Governor Andrew Cuomo signed a sweeping package of voting reforms into law over the weekend.

Cuomo says the reforms will help voters, candidates and boards of elections perform their functions more easily.

"During the past 16 months, numerous obstacles thrown up by the COVID-19 pandemic imperiled one of our most basic and vital rights — the right to vote," Governor Cuomo said. "This sweeping, comprehensive package of legislation will make it easier for voters, candidates and boards of elections to perform their critical functions and keep our democracy running. Elections have enormous consequences for New Yorkers across the state, and these reforms will bolster their ability to use their voices at the ballot box."

The reforms include eliminating signed absentee ballot applications and allowing absentee ballots postmarked by Election Day to be considered timely.
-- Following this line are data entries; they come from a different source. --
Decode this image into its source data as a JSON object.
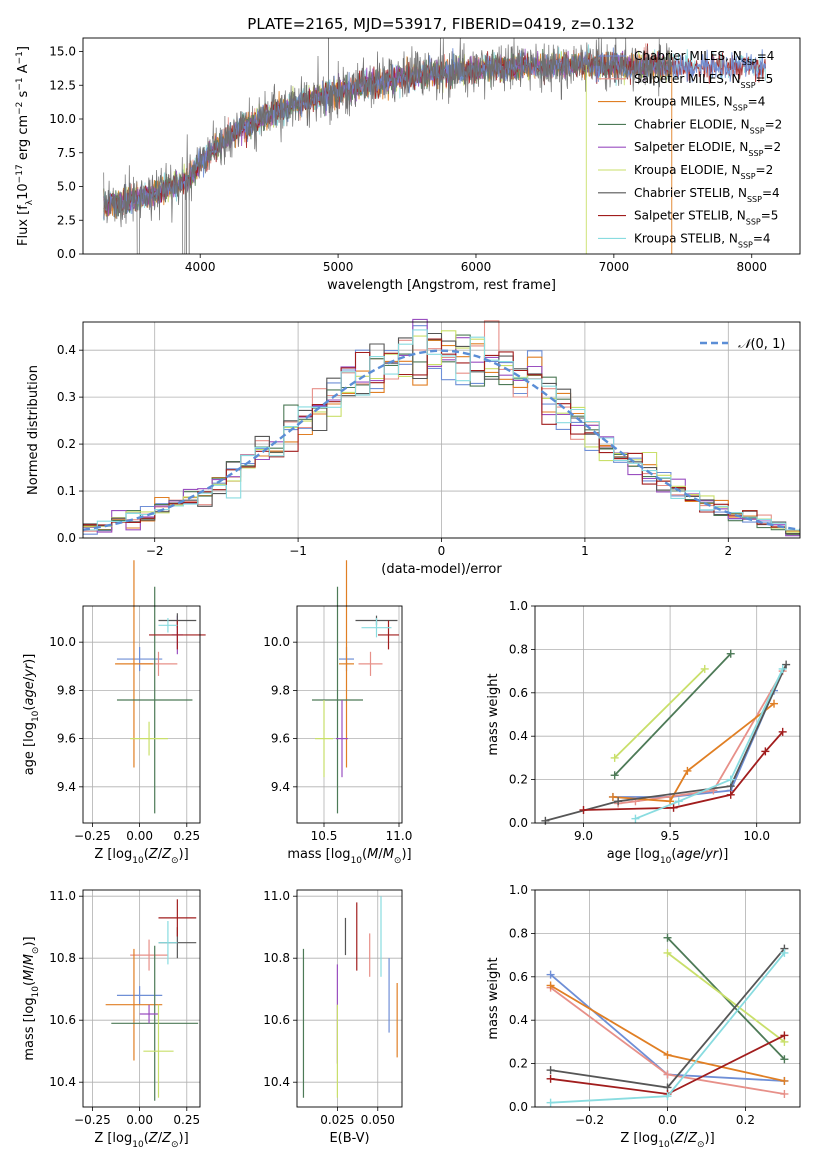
{
  "figure": {
    "title": "PLATE=2165, MJD=53917, FIBERID=0419, z=0.132"
  },
  "colors": {
    "cm": "#6f8fd6",
    "sm": "#e79089",
    "km": "#e07f24",
    "ce": "#4d7a57",
    "se": "#9a4fc0",
    "ke": "#c9df6a",
    "cs": "#565656",
    "ss": "#a11d1d",
    "ks": "#89dce0",
    "grid": "#b0b0b0",
    "normal": "#5b8ed6"
  },
  "legend_spec": [
    {
      "label": "Chabrier MILES, N",
      "sub": "SSP",
      "tail": "=4",
      "color_key": "cm"
    },
    {
      "label": "Salpeter MILES, N",
      "sub": "SSP",
      "tail": "=5",
      "color_key": "sm"
    },
    {
      "label": "Kroupa MILES, N",
      "sub": "SSP",
      "tail": "=4",
      "color_key": "km"
    },
    {
      "label": "Chabrier ELODIE, N",
      "sub": "SSP",
      "tail": "=2",
      "color_key": "ce"
    },
    {
      "label": "Salpeter ELODIE, N",
      "sub": "SSP",
      "tail": "=2",
      "color_key": "se"
    },
    {
      "label": "Kroupa ELODIE, N",
      "sub": "SSP",
      "tail": "=2",
      "color_key": "ke"
    },
    {
      "label": "Chabrier STELIB, N",
      "sub": "SSP",
      "tail": "=4",
      "color_key": "cs"
    },
    {
      "label": "Salpeter STELIB, N",
      "sub": "SSP",
      "tail": "=5",
      "color_key": "ss"
    },
    {
      "label": "Kroupa STELIB, N",
      "sub": "SSP",
      "tail": "=4",
      "color_key": "ks"
    }
  ],
  "chart_data": [
    {
      "id": "spectrum",
      "type": "line",
      "xlabel": "wavelength [Angstrom, rest frame]",
      "ylabel": "Flux [f_λ 10^-17 erg cm^-2 s^-1 A^-1]",
      "xlim": [
        3150,
        8350
      ],
      "ylim": [
        0,
        16
      ],
      "xticks": [
        4000,
        5000,
        6000,
        7000,
        8000
      ],
      "yticks": [
        0,
        2.5,
        5.0,
        7.5,
        10.0,
        12.5,
        15.0
      ],
      "grid": false,
      "legend_position": "right",
      "continuum_x": [
        3300,
        3500,
        3700,
        3900,
        4100,
        4300,
        4600,
        4900,
        5200,
        5500,
        5800,
        6100,
        6400,
        6700,
        7000,
        7300,
        7600,
        7900,
        8100
      ],
      "continuum_y": [
        3.7,
        4.0,
        4.6,
        5.5,
        7.8,
        9.3,
        10.8,
        11.8,
        12.5,
        13.1,
        13.5,
        13.8,
        13.9,
        14.0,
        14.0,
        13.9,
        13.8,
        13.9,
        13.9
      ]
    },
    {
      "id": "residuals",
      "type": "histogram",
      "xlabel": "(data-model)/error",
      "ylabel": "Normed distribution",
      "xlim": [
        -2.5,
        2.5
      ],
      "ylim": [
        0,
        0.46
      ],
      "xticks": [
        -2,
        -1,
        0,
        1,
        2
      ],
      "yticks": [
        0.0,
        0.1,
        0.2,
        0.3,
        0.4
      ],
      "grid": true,
      "legend": [
        "N(0,1)"
      ],
      "legend_position": "top-right",
      "bin_width": 0.1
    },
    {
      "id": "z-age",
      "type": "errorbar",
      "xlabel": "Z [log10(Z/Z_sun)]",
      "ylabel": "age [log10(age/yr)]",
      "xlim": [
        -0.3,
        0.32
      ],
      "ylim": [
        9.25,
        10.15
      ],
      "xticks": [
        -0.25,
        0.0,
        0.25
      ],
      "yticks": [
        9.4,
        9.6,
        9.8,
        10.0
      ],
      "grid": true,
      "points": [
        {
          "k": "cm",
          "x": 0.0,
          "xe": 0.12,
          "y": 9.93,
          "ye": 0.05
        },
        {
          "k": "sm",
          "x": 0.1,
          "xe": 0.1,
          "y": 9.91,
          "ye": 0.05
        },
        {
          "k": "km",
          "x": -0.03,
          "xe": 0.1,
          "y": 9.91,
          "ye": 0.43
        },
        {
          "k": "ce",
          "x": 0.08,
          "xe": 0.2,
          "y": 9.76,
          "ye": 0.47
        },
        {
          "k": "se",
          "x": 0.2,
          "xe": 0.03,
          "y": 10.03,
          "ye": 0.08
        },
        {
          "k": "ke",
          "x": 0.05,
          "xe": 0.1,
          "y": 9.6,
          "ye": 0.07
        },
        {
          "k": "cs",
          "x": 0.2,
          "xe": 0.1,
          "y": 10.09,
          "ye": 0.03
        },
        {
          "k": "ss",
          "x": 0.2,
          "xe": 0.15,
          "y": 10.03,
          "ye": 0.06
        },
        {
          "k": "ks",
          "x": 0.15,
          "xe": 0.05,
          "y": 10.07,
          "ye": 0.03
        }
      ]
    },
    {
      "id": "mass-age",
      "type": "errorbar",
      "xlabel": "mass [log10(M/M_sun)]",
      "ylabel": "",
      "xlim": [
        10.32,
        11.02
      ],
      "ylim": [
        9.25,
        10.15
      ],
      "xticks": [
        10.5,
        11.0
      ],
      "yticks": [
        9.4,
        9.6,
        9.8,
        10.0
      ],
      "grid": true,
      "points": [
        {
          "k": "cm",
          "x": 10.65,
          "xe": 0.05,
          "y": 9.93,
          "ye": 0.05
        },
        {
          "k": "sm",
          "x": 10.81,
          "xe": 0.08,
          "y": 9.91,
          "ye": 0.05
        },
        {
          "k": "km",
          "x": 10.65,
          "xe": 0.05,
          "y": 9.91,
          "ye": 0.43
        },
        {
          "k": "ce",
          "x": 10.59,
          "xe": 0.17,
          "y": 9.76,
          "ye": 0.47
        },
        {
          "k": "se",
          "x": 10.62,
          "xe": 0.04,
          "y": 9.6,
          "ye": 0.16
        },
        {
          "k": "ke",
          "x": 10.5,
          "xe": 0.06,
          "y": 9.6,
          "ye": 0.16
        },
        {
          "k": "cs",
          "x": 10.85,
          "xe": 0.14,
          "y": 10.09,
          "ye": 0.02
        },
        {
          "k": "ss",
          "x": 10.93,
          "xe": 0.07,
          "y": 10.03,
          "ye": 0.06
        },
        {
          "k": "ks",
          "x": 10.85,
          "xe": 0.1,
          "y": 10.06,
          "ye": 0.04
        }
      ]
    },
    {
      "id": "age-weight",
      "type": "line",
      "xlabel": "age [log10(age/yr)]",
      "ylabel": "mass weight",
      "xlim": [
        8.72,
        10.25
      ],
      "ylim": [
        0,
        1
      ],
      "xticks": [
        9.0,
        9.5,
        10.0
      ],
      "yticks": [
        0.0,
        0.2,
        0.4,
        0.6,
        0.8,
        1.0
      ],
      "grid": true,
      "series": [
        {
          "k": "cm",
          "x": [
            9.17,
            9.5,
            9.85,
            10.1
          ],
          "y": [
            0.12,
            0.12,
            0.15,
            0.61
          ]
        },
        {
          "k": "sm",
          "x": [
            9.2,
            9.3,
            9.75,
            10.15
          ],
          "y": [
            0.09,
            0.1,
            0.15,
            0.7
          ]
        },
        {
          "k": "km",
          "x": [
            9.17,
            9.5,
            9.6,
            10.1
          ],
          "y": [
            0.12,
            0.1,
            0.24,
            0.55
          ]
        },
        {
          "k": "ce",
          "x": [
            9.18,
            9.85
          ],
          "y": [
            0.22,
            0.78
          ]
        },
        {
          "k": "ke",
          "x": [
            9.18,
            9.7
          ],
          "y": [
            0.3,
            0.71
          ]
        },
        {
          "k": "cs",
          "x": [
            8.78,
            9.2,
            9.85,
            10.17
          ],
          "y": [
            0.01,
            0.1,
            0.17,
            0.73
          ]
        },
        {
          "k": "ss",
          "x": [
            9.0,
            9.52,
            9.85,
            10.05,
            10.15
          ],
          "y": [
            0.06,
            0.07,
            0.13,
            0.33,
            0.42
          ]
        },
        {
          "k": "ks",
          "x": [
            9.3,
            9.55,
            9.85,
            10.15
          ],
          "y": [
            0.02,
            0.1,
            0.2,
            0.71
          ]
        }
      ]
    },
    {
      "id": "z-mass",
      "type": "errorbar",
      "xlabel": "Z [log10(Z/Z_sun)]",
      "ylabel": "mass [log10(M/M_sun)]",
      "xlim": [
        -0.3,
        0.32
      ],
      "ylim": [
        10.32,
        11.02
      ],
      "xticks": [
        -0.25,
        0.0,
        0.25
      ],
      "yticks": [
        10.4,
        10.6,
        10.8,
        11.0
      ],
      "grid": true,
      "points": [
        {
          "k": "cm",
          "x": 0.0,
          "xe": 0.12,
          "y": 10.68,
          "ye": 0.03
        },
        {
          "k": "sm",
          "x": 0.05,
          "xe": 0.1,
          "y": 10.81,
          "ye": 0.05
        },
        {
          "k": "km",
          "x": -0.03,
          "xe": 0.15,
          "y": 10.65,
          "ye": 0.18
        },
        {
          "k": "ce",
          "x": 0.08,
          "xe": 0.23,
          "y": 10.59,
          "ye": 0.25
        },
        {
          "k": "se",
          "x": 0.05,
          "xe": 0.05,
          "y": 10.62,
          "ye": 0.03
        },
        {
          "k": "ke",
          "x": 0.1,
          "xe": 0.08,
          "y": 10.5,
          "ye": 0.15
        },
        {
          "k": "cs",
          "x": 0.2,
          "xe": 0.1,
          "y": 10.85,
          "ye": 0.05
        },
        {
          "k": "ss",
          "x": 0.2,
          "xe": 0.1,
          "y": 10.93,
          "ye": 0.06
        },
        {
          "k": "ks",
          "x": 0.15,
          "xe": 0.05,
          "y": 10.85,
          "ye": 0.07
        }
      ]
    },
    {
      "id": "ebv-mass",
      "type": "errorbar",
      "xlabel": "E(B-V)",
      "ylabel": "",
      "xlim": [
        0.0,
        0.065
      ],
      "ylim": [
        10.32,
        11.02
      ],
      "xticks": [
        0.025,
        0.05
      ],
      "yticks": [
        10.4,
        10.6,
        10.8,
        11.0
      ],
      "grid": true,
      "points": [
        {
          "k": "cm",
          "x": 0.057,
          "xe": 0,
          "y": 10.68,
          "ye": 0.12
        },
        {
          "k": "sm",
          "x": 0.045,
          "xe": 0,
          "y": 10.81,
          "ye": 0.07
        },
        {
          "k": "km",
          "x": 0.062,
          "xe": 0,
          "y": 10.6,
          "ye": 0.12
        },
        {
          "k": "ce",
          "x": 0.004,
          "xe": 0,
          "y": 10.59,
          "ye": 0.24
        },
        {
          "k": "se",
          "x": 0.025,
          "xe": 0,
          "y": 10.62,
          "ye": 0.16
        },
        {
          "k": "ke",
          "x": 0.025,
          "xe": 0,
          "y": 10.5,
          "ye": 0.15
        },
        {
          "k": "cs",
          "x": 0.03,
          "xe": 0,
          "y": 10.87,
          "ye": 0.06
        },
        {
          "k": "ss",
          "x": 0.037,
          "xe": 0,
          "y": 10.87,
          "ye": 0.11
        },
        {
          "k": "ks",
          "x": 0.052,
          "xe": 0,
          "y": 10.87,
          "ye": 0.13
        }
      ]
    },
    {
      "id": "z-weight",
      "type": "line",
      "xlabel": "Z [log10(Z/Z_sun)]",
      "ylabel": "mass weight",
      "xlim": [
        -0.34,
        0.34
      ],
      "ylim": [
        0,
        1
      ],
      "xticks": [
        -0.2,
        0.0,
        0.2
      ],
      "yticks": [
        0.0,
        0.2,
        0.4,
        0.6,
        0.8,
        1.0
      ],
      "grid": true,
      "series": [
        {
          "k": "cm",
          "x": [
            -0.3,
            0.0,
            0.3
          ],
          "y": [
            0.61,
            0.15,
            0.12
          ]
        },
        {
          "k": "sm",
          "x": [
            -0.3,
            0.0,
            0.3
          ],
          "y": [
            0.55,
            0.15,
            0.06
          ]
        },
        {
          "k": "km",
          "x": [
            -0.3,
            0.0,
            0.3
          ],
          "y": [
            0.56,
            0.24,
            0.12
          ]
        },
        {
          "k": "ce",
          "x": [
            0.0,
            0.3
          ],
          "y": [
            0.78,
            0.22
          ]
        },
        {
          "k": "ke",
          "x": [
            0.0,
            0.3
          ],
          "y": [
            0.71,
            0.3
          ]
        },
        {
          "k": "cs",
          "x": [
            -0.3,
            0.0,
            0.3
          ],
          "y": [
            0.17,
            0.09,
            0.73
          ]
        },
        {
          "k": "ss",
          "x": [
            -0.3,
            0.0,
            0.3
          ],
          "y": [
            0.13,
            0.06,
            0.33
          ]
        },
        {
          "k": "ks",
          "x": [
            -0.3,
            0.0,
            0.3
          ],
          "y": [
            0.02,
            0.05,
            0.71
          ]
        }
      ]
    }
  ]
}
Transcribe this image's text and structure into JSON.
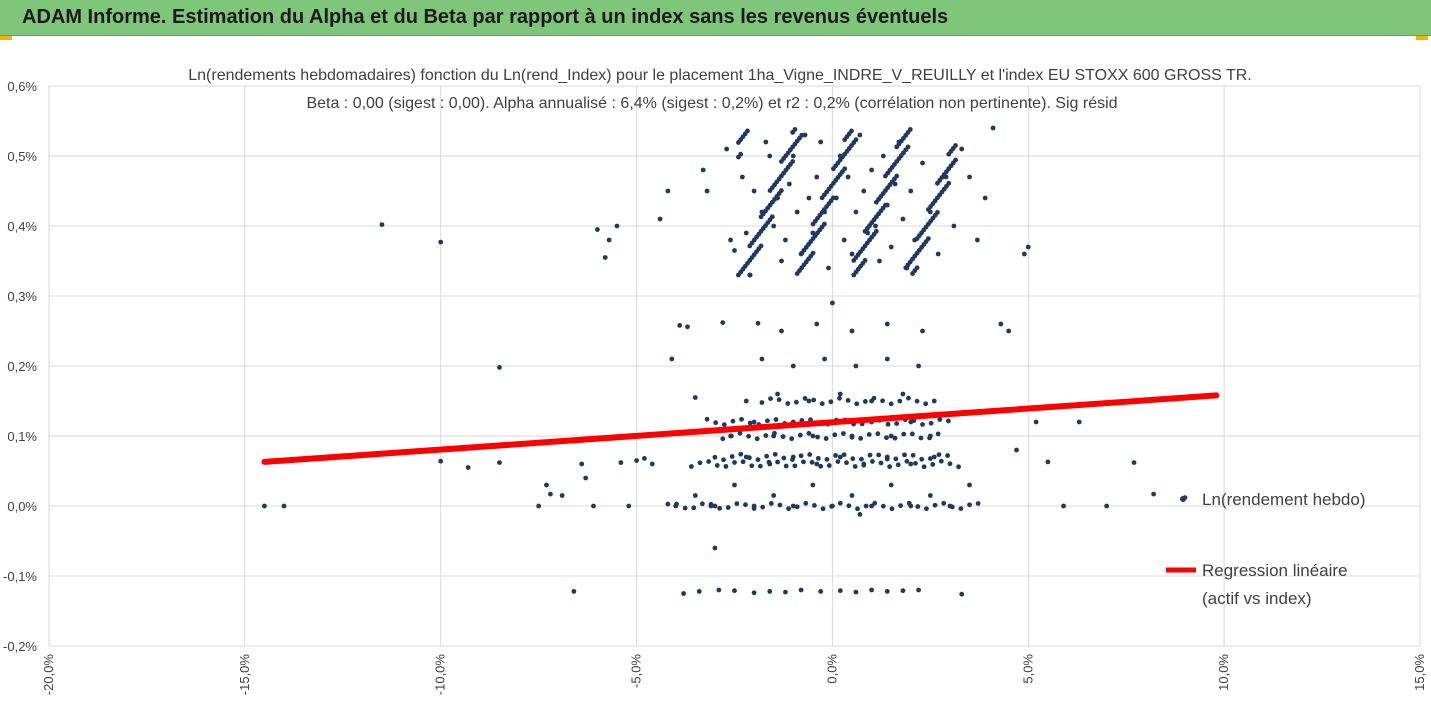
{
  "header": {
    "title": "ADAM Informe. Estimation du Alpha et du Beta par rapport à un index sans les revenus éventuels"
  },
  "colors": {
    "banner": "#7dc67a",
    "points": "#1f3864",
    "regression": "#ff0000",
    "grid": "#d9d9d9",
    "corner_accent": "#f2b400"
  },
  "chart_data": {
    "type": "scatter",
    "title": "Ln(rendements hebdomadaires) fonction du Ln(rend_Index) pour le placement 1ha_Vigne_INDRE_V_REUILLY et l'index EU STOXX 600 GROSS TR.",
    "subtitle": "Beta : 0,00 (sigest : 0,00). Alpha annualisé : 6,4% (sigest : 0,2%) et r2 : 0,2% (corrélation non pertinente). Sig résid",
    "xlabel": "",
    "ylabel": "",
    "xlim": [
      -20,
      15
    ],
    "ylim": [
      -0.2,
      0.6
    ],
    "grid": true,
    "legend_position": "right",
    "x_ticks": [
      "-20,0%",
      "-15,0%",
      "-10,0%",
      "-5,0%",
      "0,0%",
      "5,0%",
      "10,0%",
      "15,0%"
    ],
    "y_ticks": [
      "-0,2%",
      "-0,1%",
      "0,0%",
      "0,1%",
      "0,2%",
      "0,3%",
      "0,4%",
      "0,5%",
      "0,6%"
    ],
    "series": [
      {
        "name": "Ln(rendement hebdo)",
        "kind": "scatter",
        "points": [
          [
            -14.5,
            0.0
          ],
          [
            -14.0,
            0.0
          ],
          [
            -11.5,
            0.402
          ],
          [
            -10.0,
            0.377
          ],
          [
            -10.0,
            0.064
          ],
          [
            -9.3,
            0.055
          ],
          [
            -8.5,
            0.198
          ],
          [
            -8.5,
            0.062
          ],
          [
            -7.5,
            0.0
          ],
          [
            -7.3,
            0.03
          ],
          [
            -7.2,
            0.017
          ],
          [
            -6.9,
            0.015
          ],
          [
            -6.6,
            -0.122
          ],
          [
            -6.4,
            0.06
          ],
          [
            -6.3,
            0.04
          ],
          [
            -6.1,
            0.0
          ],
          [
            -6.0,
            0.395
          ],
          [
            -5.8,
            0.355
          ],
          [
            -5.7,
            0.38
          ],
          [
            -5.5,
            0.4
          ],
          [
            -5.4,
            0.062
          ],
          [
            -5.2,
            0.0
          ],
          [
            -5.0,
            0.065
          ],
          [
            -4.8,
            0.068
          ],
          [
            -4.6,
            0.06
          ],
          [
            -4.4,
            0.41
          ],
          [
            -4.2,
            0.45
          ],
          [
            -4.1,
            0.21
          ],
          [
            -3.9,
            0.258
          ],
          [
            -3.7,
            0.256
          ],
          [
            -3.5,
            0.155
          ],
          [
            -3.3,
            0.48
          ],
          [
            -3.2,
            0.45
          ],
          [
            -3.1,
            0.0
          ],
          [
            -3.0,
            -0.06
          ],
          [
            -2.8,
            0.262
          ],
          [
            -2.7,
            0.51
          ],
          [
            -2.6,
            0.38
          ],
          [
            -2.5,
            0.365
          ],
          [
            -2.3,
            0.47
          ],
          [
            -2.2,
            0.39
          ],
          [
            -2.1,
            0.33
          ],
          [
            -2.0,
            0.45
          ],
          [
            -1.9,
            0.261
          ],
          [
            -1.8,
            0.42
          ],
          [
            -1.7,
            0.52
          ],
          [
            -1.6,
            0.5
          ],
          [
            -1.5,
            0.4
          ],
          [
            -1.4,
            0.44
          ],
          [
            -1.3,
            0.35
          ],
          [
            -1.2,
            0.38
          ],
          [
            -1.1,
            0.46
          ],
          [
            -1.0,
            0.5
          ],
          [
            -0.9,
            0.42
          ],
          [
            -0.8,
            0.36
          ],
          [
            -0.7,
            0.53
          ],
          [
            -0.6,
            0.44
          ],
          [
            -0.5,
            0.39
          ],
          [
            -0.4,
            0.47
          ],
          [
            -0.3,
            0.52
          ],
          [
            -0.2,
            0.42
          ],
          [
            -0.1,
            0.34
          ],
          [
            0.0,
            0.29
          ],
          [
            0.1,
            0.44
          ],
          [
            0.2,
            0.5
          ],
          [
            0.3,
            0.38
          ],
          [
            0.4,
            0.47
          ],
          [
            0.5,
            0.36
          ],
          [
            0.6,
            0.42
          ],
          [
            0.7,
            0.53
          ],
          [
            0.8,
            0.45
          ],
          [
            0.9,
            0.39
          ],
          [
            1.0,
            0.48
          ],
          [
            1.1,
            0.4
          ],
          [
            1.2,
            0.35
          ],
          [
            1.3,
            0.5
          ],
          [
            1.4,
            0.43
          ],
          [
            1.5,
            0.37
          ],
          [
            1.6,
            0.46
          ],
          [
            1.7,
            0.52
          ],
          [
            1.8,
            0.41
          ],
          [
            1.9,
            0.34
          ],
          [
            2.0,
            0.45
          ],
          [
            2.1,
            0.38
          ],
          [
            2.3,
            0.49
          ],
          [
            2.5,
            0.42
          ],
          [
            2.7,
            0.36
          ],
          [
            2.9,
            0.47
          ],
          [
            3.1,
            0.4
          ],
          [
            3.3,
            0.51
          ],
          [
            3.5,
            0.47
          ],
          [
            3.7,
            0.38
          ],
          [
            3.9,
            0.44
          ],
          [
            4.1,
            0.54
          ],
          [
            4.3,
            0.26
          ],
          [
            4.5,
            0.25
          ],
          [
            4.7,
            0.08
          ],
          [
            4.9,
            0.36
          ],
          [
            5.0,
            0.37
          ],
          [
            5.2,
            0.12
          ],
          [
            5.5,
            0.063
          ],
          [
            5.9,
            0.0
          ],
          [
            6.3,
            0.12
          ],
          [
            7.0,
            0.0
          ],
          [
            7.7,
            0.062
          ],
          [
            8.2,
            0.017
          ],
          [
            9.0,
            0.012
          ],
          [
            -3.8,
            -0.125
          ],
          [
            -3.4,
            -0.122
          ],
          [
            -2.9,
            -0.12
          ],
          [
            -2.5,
            -0.121
          ],
          [
            -2.0,
            -0.124
          ],
          [
            -1.6,
            -0.122
          ],
          [
            -1.2,
            -0.123
          ],
          [
            -0.8,
            -0.12
          ],
          [
            -0.3,
            -0.122
          ],
          [
            0.2,
            -0.121
          ],
          [
            0.6,
            -0.123
          ],
          [
            1.0,
            -0.12
          ],
          [
            1.4,
            -0.122
          ],
          [
            1.8,
            -0.121
          ],
          [
            2.2,
            -0.12
          ],
          [
            3.3,
            -0.126
          ],
          [
            -2.6,
            0.1
          ],
          [
            -2.0,
            0.12
          ],
          [
            -1.5,
            0.1
          ],
          [
            -1.0,
            0.12
          ],
          [
            -0.5,
            0.1
          ],
          [
            0.0,
            0.12
          ],
          [
            0.5,
            0.1
          ],
          [
            1.0,
            0.12
          ],
          [
            1.5,
            0.1
          ],
          [
            2.0,
            0.12
          ],
          [
            2.5,
            0.1
          ],
          [
            -2.2,
            0.15
          ],
          [
            -1.4,
            0.16
          ],
          [
            -0.6,
            0.15
          ],
          [
            0.2,
            0.16
          ],
          [
            1.0,
            0.15
          ],
          [
            1.8,
            0.16
          ],
          [
            2.6,
            0.15
          ],
          [
            -1.8,
            0.21
          ],
          [
            -1.0,
            0.2
          ],
          [
            -0.2,
            0.21
          ],
          [
            0.6,
            0.2
          ],
          [
            1.4,
            0.21
          ],
          [
            2.2,
            0.2
          ],
          [
            -2.2,
            0.07
          ],
          [
            -1.6,
            0.06
          ],
          [
            -1.0,
            0.07
          ],
          [
            -0.4,
            0.06
          ],
          [
            0.2,
            0.07
          ],
          [
            0.8,
            0.06
          ],
          [
            1.4,
            0.07
          ],
          [
            2.0,
            0.06
          ],
          [
            2.6,
            0.07
          ],
          [
            -1.3,
            0.25
          ],
          [
            -0.4,
            0.26
          ],
          [
            0.5,
            0.25
          ],
          [
            1.4,
            0.26
          ],
          [
            2.3,
            0.25
          ],
          [
            -3.5,
            0.015
          ],
          [
            -2.5,
            0.03
          ],
          [
            -1.5,
            0.015
          ],
          [
            -0.5,
            0.03
          ],
          [
            0.5,
            0.015
          ],
          [
            1.5,
            0.03
          ],
          [
            2.5,
            0.015
          ],
          [
            3.5,
            0.03
          ],
          [
            -4.0,
            0.0
          ],
          [
            -3.0,
            0.0
          ],
          [
            -2.0,
            0.0
          ],
          [
            -1.0,
            0.0
          ],
          [
            0.0,
            0.0
          ],
          [
            1.0,
            0.0
          ],
          [
            2.0,
            0.0
          ],
          [
            3.0,
            0.0
          ],
          [
            0.7,
            -0.012
          ]
        ]
      },
      {
        "name": "Regression linéaire\n(actif vs index)",
        "kind": "line",
        "points": [
          [
            -14.5,
            0.063
          ],
          [
            9.8,
            0.158
          ]
        ]
      }
    ],
    "legend": [
      "Ln(rendement hebdo)",
      "Regression linéaire",
      "(actif vs index)"
    ]
  }
}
  • Allowing voters to request absentee ballots through electronic means;
  • Requiring boards of elections to post information about changes in polling places
  • Conforming deadlines for the mailing of applications for absentee ballots to USPS guidelines;
  • Allowing candidates who have lost primaries to be removed from ballots as candidates for different parties; and
  • Increasing election district registrant enrollment from 1,150 to 2,000.

 "At a time when voting rights are under attack in other states, New York is doing the right thing by making it easier to vote, not harder. I am grateful the legislature passed my bill with Assemblymember Bichotte Hermelyn to ensure more valid votes are counted and am pleased it is being signed into law today," said Senator Michael Gianaris.